Joe Jurgielewicz & Son Ltd. has been through a windstorm the past couple years. Jim Jurgielewicz, President, of the company, says those in the food business were either a big winner or a big loser during COVID.

"Unfortunately, we were on the losing end because we're mostly foodservice," Jurgielewicz says. "So, when restaurants, and especially Chinatowns, shut down, we were literally the first ones hit. So, our business just dropped."

He says they were at a point where they were putting about 95 percent of what was coming into the plant into freezers.

"And that's not a business where you just stop producing," he says. "It takes about 20 weeks to slow down. The time you start slowing down on eggs and bringing those eggs into the hatchery and then, birds into the field, bringing them into the into the plant. It was quite the experience."

Jurgielewicz, however, was not the president at that time. There was a relatively new president on board who was brought in to be a mentor to the brothers. But he realized during the chaotic period that he wasn't really needed.

"He just politely said, You guys are making the decisions anyway. Why am I here? Stop paying me. And there was a family decision, they voted me. And so that's when I took over. It was during COVID. And we got out of that mess had a great '21."

However, the company's tough times weren't over. In 2022, avian influenza hit many poultry businesses, including his. The company lost about 70 percent of its production that year.

"So, taking over in the middle of 2020 to now, I mean, everything's changed," he says. "There's not one thing that's similar. But it's pretty cool to be on this side of it."

One of the fundamental principles to a successful transition of a family business from one generation to the next is establishing family rules. Often, those rules are unique to each family. Jurgielewicz says those conversations started when he was in high school. His parents brought in family business counselors and began talking to the whole family about how it would operate.

"I wish we could go back and record some of those because I think some of those were the most honest and best conversations that there were because there was no strings attached," Jurgielewicz says. "It was just what made sense."

The company is fairly structured in how it operates, he says. On the operation side, they have a monthly financial meeting. Once numbers are out, the family gets together for a two-hour meeting. The first hour is all finances and looking at the performance between both companies, presenting numbers from Pennsylvania and Indiana. The CEO, his father, has the floor and is firing away questions. His two brothers on the sales and marketing side answer. Then it flips in the second hour to family business.

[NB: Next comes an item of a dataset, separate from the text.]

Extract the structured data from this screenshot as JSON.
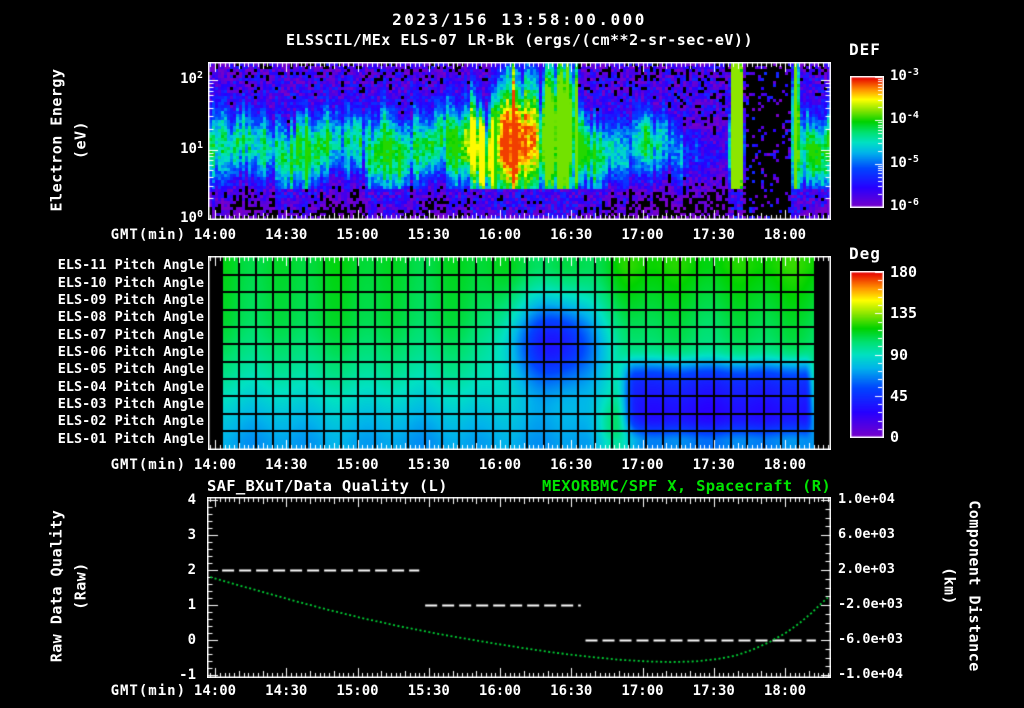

"It's obviously not black and white because it's very difficult to completely separate them, but it's going to be discussions about if somebody's not pulling their weight, we bring it up. If somebody did something that is anti-culture — and that's what we're trying to continuously build, and you have to be better than that as a family member, you have to be well above that threshold — that's the time to call it out," he says. "That also might be the time where I can be put in my place in the president role and my brothers can ask questions on decisions that I made, because at that point, they've come on to the ownership role. That's difficult. But that's what it's there for. And then they can ask me those questions and I have to answer to them as ownership."

Still (and maybe, obviously), things change over time. Families grow and that influences what is best at the time given the circumstances. But, he says, having those conversations and establishing structure was a very good start and he feels fortunate to have it.